高等学校「理科1」のてびき-066/133page
(指導資料) 減数分裂の観察
1 ねらい
生物が子孫を残すためには、生殖細胞を作り、その生殖細胞の合体により、親と同じ次代の生物が作られる。親と同じ生物が作られるためには、その遺伝物質が正しく受け継がれなければならないが、これは細胞内にある染色体の上に存在する。この染色体の数は生物の種により一定しており、何回受精をくり返しても変わらない。これは、生殖細胞が作られるとき、減数分裂により染色体数が半減するからである。このように、生殖・遺伝の現象に大切な意味をもつ減数分裂をムラサキツユクサの花粉形成を例にして観察する。
2 準備
ムラサキツユクサ、顕微鏡、スライドガラス、カバーガラス、ピンセット、柄つき針、酢酸カーミン液
※ ムラサキツユクサのつぼみは、花の咲く前のものを使用する。午前10時ごろまでが、減数分裂の盛んな時期なので、実験は、午前中に行うよう計画したい。
3 方法
(1) ムラサキツユクサの茎についているつぼみを、全部とりはずし、大きさの順に並べてみる。花こうが長くのび、下向きについているつぼみは、花の咲き終わったものであるから使用しない。減数分裂が行われているつぼみは、長さが3mm前後のものである (図1)。

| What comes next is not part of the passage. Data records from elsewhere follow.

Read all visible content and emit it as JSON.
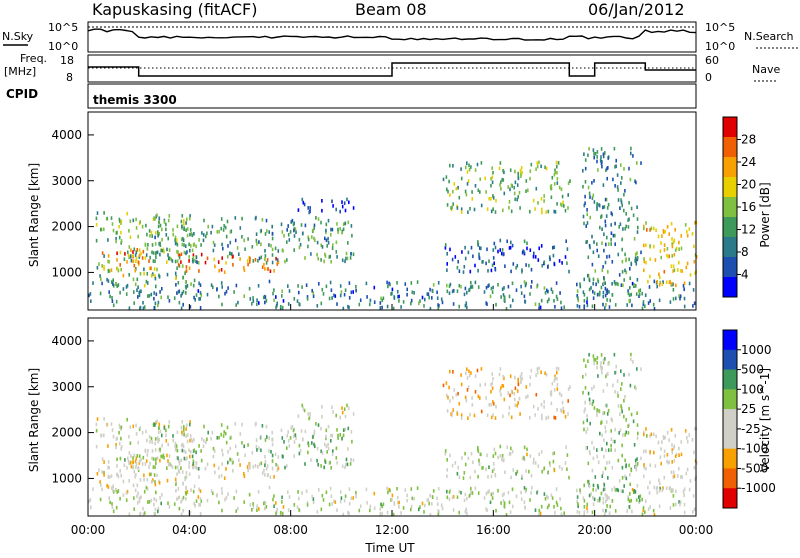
{
  "header": {
    "station": "Kapuskasing (fitACF)",
    "beam": "Beam 08",
    "date": "06/Jan/2012"
  },
  "noise_panel": {
    "left_label": "N.Sky",
    "right_label": "N.Search",
    "left_ticks": [
      "10^5",
      "10^0"
    ],
    "right_ticks": [
      "10^5",
      "10^0"
    ]
  },
  "freq_panel": {
    "left_label_top": "Freq.",
    "left_label_bottom": "[MHz]",
    "right_label": "Nave",
    "left_ticks": [
      "18",
      "8"
    ],
    "right_ticks": [
      "60",
      "0"
    ]
  },
  "cpid": {
    "label": "CPID",
    "program": "themis 3300"
  },
  "x_axis": {
    "label": "Time UT",
    "ticks": [
      "00:00",
      "04:00",
      "08:00",
      "12:00",
      "16:00",
      "20:00",
      "00:00"
    ]
  },
  "chart_data": [
    {
      "type": "heatmap",
      "name": "power",
      "ylabel": "Slant Range [km]",
      "xlabel": "Time UT",
      "x_range_hours": [
        0,
        24
      ],
      "ylim": [
        180,
        4500
      ],
      "y_ticks": [
        1000,
        2000,
        3000,
        4000
      ],
      "colorbar": {
        "label": "Power [dB]",
        "ticks": [
          "28",
          "24",
          "20",
          "16",
          "12",
          "8",
          "4"
        ],
        "range": [
          0,
          32
        ],
        "colors": [
          "#0000ff",
          "#1c4fb0",
          "#2a7a8a",
          "#3e9a5a",
          "#7fc040",
          "#e8d000",
          "#f8a000",
          "#f06000",
          "#e00000"
        ]
      },
      "regions": [
        {
          "t": [
            0.3,
            4.2
          ],
          "r": [
            700,
            2300
          ],
          "v": 14
        },
        {
          "t": [
            0.5,
            2.5
          ],
          "r": [
            900,
            1500
          ],
          "v": 24
        },
        {
          "t": [
            3.5,
            7.5
          ],
          "r": [
            1000,
            1400
          ],
          "v": 26
        },
        {
          "t": [
            2.5,
            10.5
          ],
          "r": [
            1200,
            2200
          ],
          "v": 12
        },
        {
          "t": [
            8.0,
            10.5
          ],
          "r": [
            2300,
            2600
          ],
          "v": 5
        },
        {
          "t": [
            0,
            24
          ],
          "r": [
            200,
            800
          ],
          "v": 9
        },
        {
          "t": [
            14.0,
            19.0
          ],
          "r": [
            1000,
            1700
          ],
          "v": 6
        },
        {
          "t": [
            14.0,
            19.0
          ],
          "r": [
            2300,
            3400
          ],
          "v": 14
        },
        {
          "t": [
            19.5,
            21.8
          ],
          "r": [
            500,
            3700
          ],
          "v": 10
        },
        {
          "t": [
            21.8,
            24.0
          ],
          "r": [
            700,
            2100
          ],
          "v": 20
        }
      ]
    },
    {
      "type": "heatmap",
      "name": "velocity",
      "ylabel": "Slant Range [km]",
      "xlabel": "Time UT",
      "x_range_hours": [
        0,
        24
      ],
      "ylim": [
        180,
        4500
      ],
      "y_ticks": [
        1000,
        2000,
        3000,
        4000
      ],
      "colorbar": {
        "label": "Velocity [m s^-1]",
        "ticks": [
          "1000",
          "500",
          "100",
          "25",
          "-25",
          "-100",
          "-500",
          "-1000"
        ],
        "range": [
          -1200,
          1200
        ],
        "colors": [
          "#e00000",
          "#f06000",
          "#f8a000",
          "#d0d0c8",
          "#d0d0c8",
          "#7fc040",
          "#3e9a5a",
          "#1c4fb0",
          "#0000ff"
        ]
      },
      "regions": [
        {
          "t": [
            0.3,
            4.2
          ],
          "r": [
            700,
            2300
          ],
          "v": -150
        },
        {
          "t": [
            0.5,
            2.5
          ],
          "r": [
            900,
            1500
          ],
          "v": 0
        },
        {
          "t": [
            3.5,
            7.5
          ],
          "r": [
            1000,
            1400
          ],
          "v": -200
        },
        {
          "t": [
            2.5,
            10.5
          ],
          "r": [
            1200,
            2200
          ],
          "v": 150
        },
        {
          "t": [
            8.0,
            10.5
          ],
          "r": [
            2300,
            2600
          ],
          "v": 0
        },
        {
          "t": [
            0,
            24
          ],
          "r": [
            200,
            800
          ],
          "v": 0
        },
        {
          "t": [
            14.0,
            19.0
          ],
          "r": [
            1000,
            1700
          ],
          "v": 0
        },
        {
          "t": [
            14.0,
            19.0
          ],
          "r": [
            2300,
            3400
          ],
          "v": -300
        },
        {
          "t": [
            19.5,
            21.8
          ],
          "r": [
            500,
            3700
          ],
          "v": 200
        },
        {
          "t": [
            21.8,
            24.0
          ],
          "r": [
            700,
            2100
          ],
          "v": -250
        }
      ]
    }
  ]
}
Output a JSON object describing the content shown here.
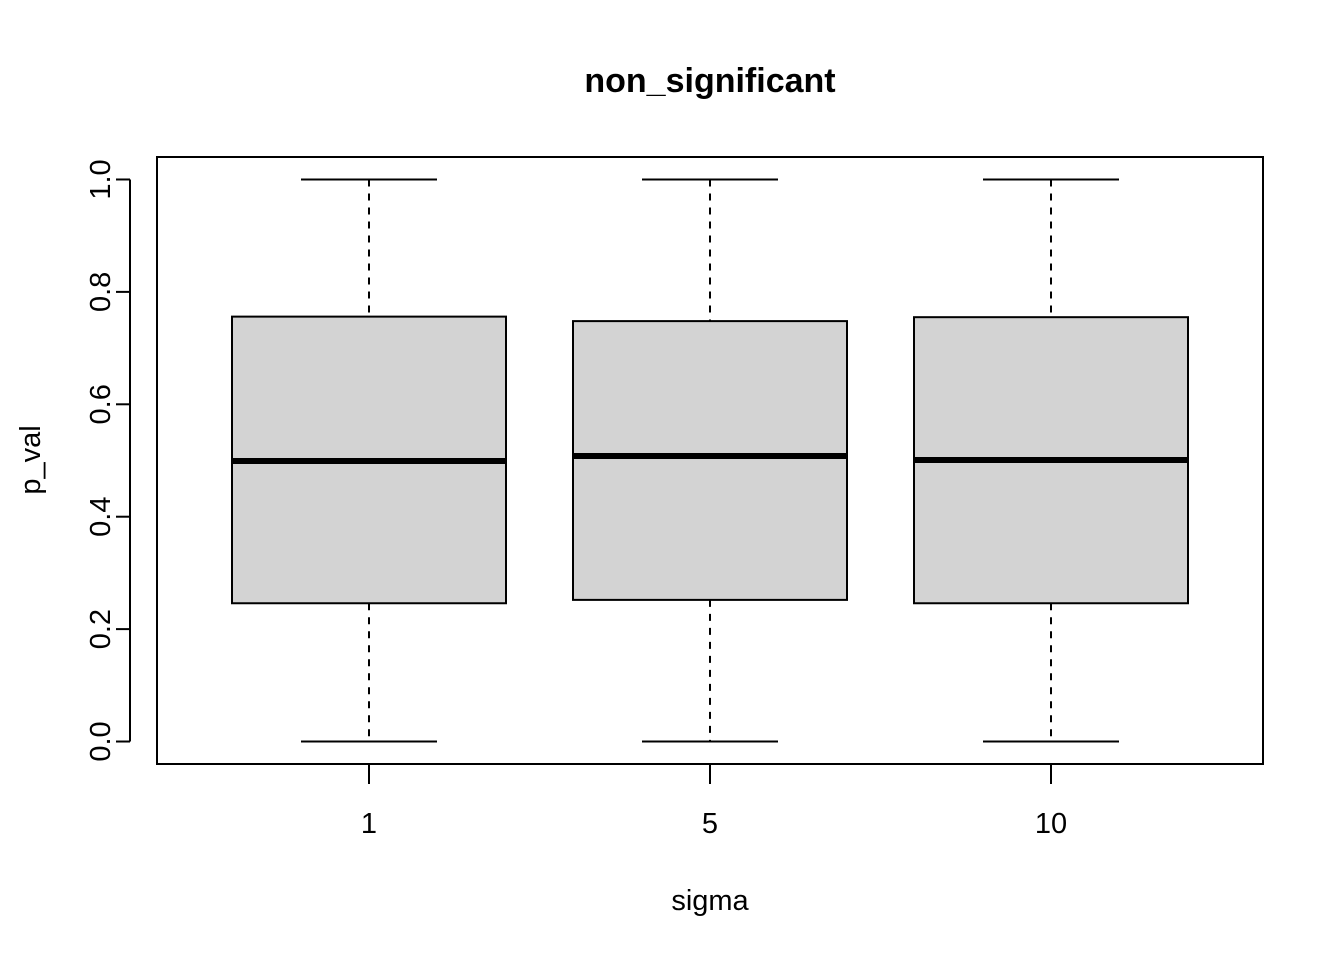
{
  "chart_data": {
    "type": "boxplot",
    "title": "non_significant",
    "xlabel": "sigma",
    "ylabel": "p_val",
    "ylim": [
      -0.04,
      1.04
    ],
    "yticks": [
      "0.0",
      "0.2",
      "0.4",
      "0.6",
      "0.8",
      "1.0"
    ],
    "grid": false,
    "legend": "none",
    "colors": {
      "box_fill": "#d3d3d3",
      "stroke": "#000000"
    },
    "categories": [
      "1",
      "5",
      "10"
    ],
    "boxes": [
      {
        "category": "1",
        "min": 0.0,
        "q1": 0.246,
        "median": 0.499,
        "q3": 0.756,
        "max": 1.0
      },
      {
        "category": "5",
        "min": 0.0,
        "q1": 0.252,
        "median": 0.508,
        "q3": 0.748,
        "max": 1.0
      },
      {
        "category": "10",
        "min": 0.0,
        "q1": 0.246,
        "median": 0.501,
        "q3": 0.755,
        "max": 1.0
      }
    ]
  }
}
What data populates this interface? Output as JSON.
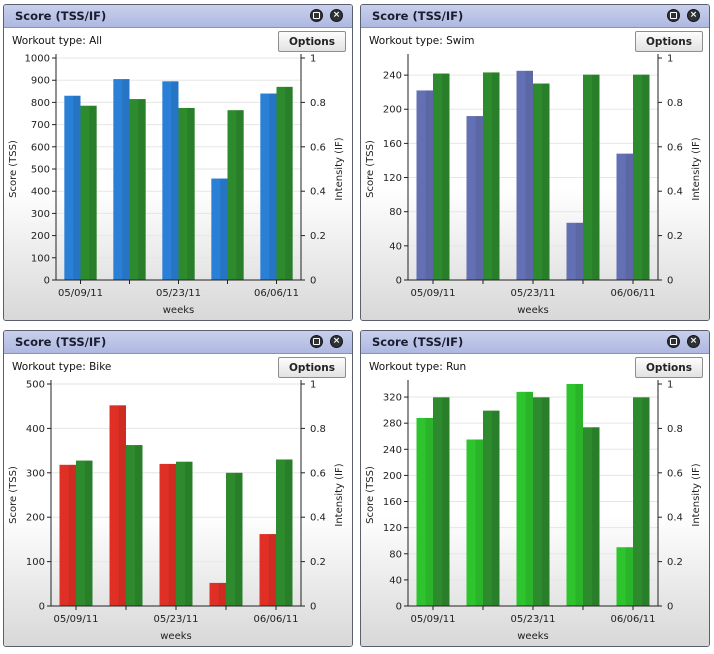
{
  "panels": [
    {
      "title": "Score (TSS/IF)",
      "workout_type": "Workout type: All",
      "options_label": "Options",
      "min_icon": "minimize-icon",
      "close_icon": "close-icon"
    },
    {
      "title": "Score (TSS/IF)",
      "workout_type": "Workout type: Swim",
      "options_label": "Options",
      "min_icon": "minimize-icon",
      "close_icon": "close-icon"
    },
    {
      "title": "Score (TSS/IF)",
      "workout_type": "Workout type: Bike",
      "options_label": "Options",
      "min_icon": "minimize-icon",
      "close_icon": "close-icon"
    },
    {
      "title": "Score (TSS/IF)",
      "workout_type": "Workout type: Run",
      "options_label": "Options",
      "min_icon": "minimize-icon",
      "close_icon": "close-icon"
    }
  ],
  "chart_data": [
    {
      "type": "bar",
      "categories": [
        "05/09/11",
        "",
        "05/23/11",
        "",
        "06/06/11"
      ],
      "xlabel": "weeks",
      "ylabel": "Score (TSS)",
      "y2label": "Intensity (IF)",
      "ylim": [
        0,
        1000
      ],
      "yticks": [
        0,
        100,
        200,
        300,
        400,
        500,
        600,
        700,
        800,
        900,
        1000
      ],
      "y2lim": [
        0,
        1
      ],
      "y2ticks": [
        0,
        0.2,
        0.4,
        0.6,
        0.8,
        1
      ],
      "series": [
        {
          "axis": "left",
          "color": "#2a7fd6",
          "values": [
            830,
            905,
            895,
            457,
            840
          ]
        },
        {
          "axis": "right",
          "color": "#2d8a2d",
          "values": [
            0.785,
            0.815,
            0.775,
            0.765,
            0.87
          ]
        }
      ]
    },
    {
      "type": "bar",
      "categories": [
        "05/09/11",
        "",
        "05/23/11",
        "",
        "06/06/11"
      ],
      "xlabel": "weeks",
      "ylabel": "Score (TSS)",
      "y2label": "Intensity (IF)",
      "ylim": [
        0,
        260
      ],
      "yticks": [
        0,
        40,
        80,
        120,
        160,
        200,
        240
      ],
      "y2lim": [
        0,
        1
      ],
      "y2ticks": [
        0,
        0.2,
        0.4,
        0.6,
        0.8,
        1
      ],
      "series": [
        {
          "axis": "left",
          "color": "#6470b4",
          "values": [
            222,
            192,
            245,
            67,
            148
          ]
        },
        {
          "axis": "right",
          "color": "#2d8a2d",
          "values": [
            0.93,
            0.935,
            0.885,
            0.925,
            0.925
          ]
        }
      ]
    },
    {
      "type": "bar",
      "categories": [
        "05/09/11",
        "",
        "05/23/11",
        "",
        "06/06/11"
      ],
      "xlabel": "weeks",
      "ylabel": "Score (TSS)",
      "y2label": "Intensity (IF)",
      "ylim": [
        0,
        500
      ],
      "yticks": [
        0,
        100,
        200,
        300,
        400,
        500
      ],
      "y2lim": [
        0,
        1
      ],
      "y2ticks": [
        0,
        0.2,
        0.4,
        0.6,
        0.8,
        1
      ],
      "series": [
        {
          "axis": "left",
          "color": "#e03025",
          "values": [
            318,
            452,
            320,
            52,
            162
          ]
        },
        {
          "axis": "right",
          "color": "#2d8a2d",
          "values": [
            0.655,
            0.725,
            0.65,
            0.6,
            0.66
          ]
        }
      ]
    },
    {
      "type": "bar",
      "categories": [
        "05/09/11",
        "",
        "05/23/11",
        "",
        "06/06/11"
      ],
      "xlabel": "weeks",
      "ylabel": "Score (TSS)",
      "y2label": "Intensity (IF)",
      "ylim": [
        0,
        340
      ],
      "yticks": [
        0,
        40,
        80,
        120,
        160,
        200,
        240,
        280,
        320
      ],
      "y2lim": [
        0,
        1
      ],
      "y2ticks": [
        0,
        0.2,
        0.4,
        0.6,
        0.8,
        1
      ],
      "series": [
        {
          "axis": "left",
          "color": "#2ec42e",
          "values": [
            288,
            255,
            328,
            340,
            90
          ]
        },
        {
          "axis": "right",
          "color": "#2d8a2d",
          "values": [
            0.94,
            0.88,
            0.94,
            0.805,
            0.94
          ]
        }
      ]
    }
  ]
}
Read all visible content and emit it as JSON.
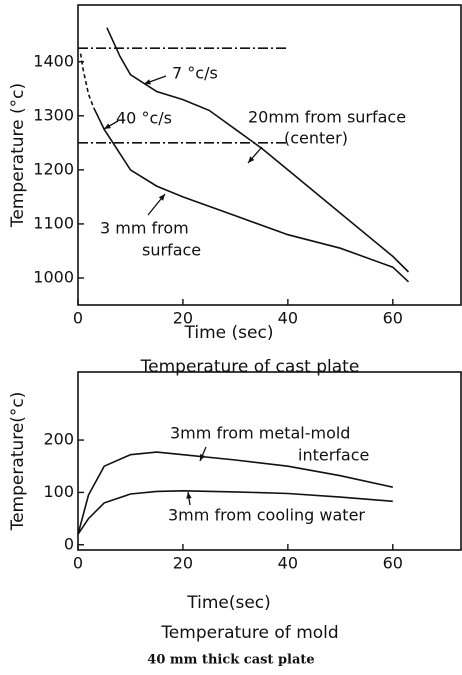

(2) ピンセットと柄つき針を使って、つぼみを開き、おしべの葯を取り出す。葯が黄色に色ずいているものは、すでに減数分裂が終わり、花粉ができてしまっている。つぼみは、できるだけ小さなものまでを使用すると、減数分裂の初期の段階までを観察することができる。
(3) 葯をスライドガラスの中央に置き、ピンセットや柄つき針で押しつぶし、内容をスライドガラスに薄くぬりひろげる。葯の外皮の部分はとり去る(図2)。
(4) 酢酸カーミン液を1滴、ぬりつけた標本の上に落とし、2〜3分間、手のひらの上などであたためる。アルコールランプの炎より遠い所にスライドガラスをかざして、ゆるやかにあたためてもよい(図3)。
(5) カバーガラスを、気泡の入らないよう柄つき針などを使ってかける。カバーガラスからはみ出た余分の染色液は、ろ紙片のふちで吸い取る(図4、図5)。
(6) できたプレパラートを顕微鏡で観察する。観察は低倍率(100〜150倍)で分裂している細胞を探し、見つかったら、プレパラートを動かして、その細胞が視野の中央になるようにして高倍率(400〜600倍)にしてくわしく観察して、白紙にスケッチする。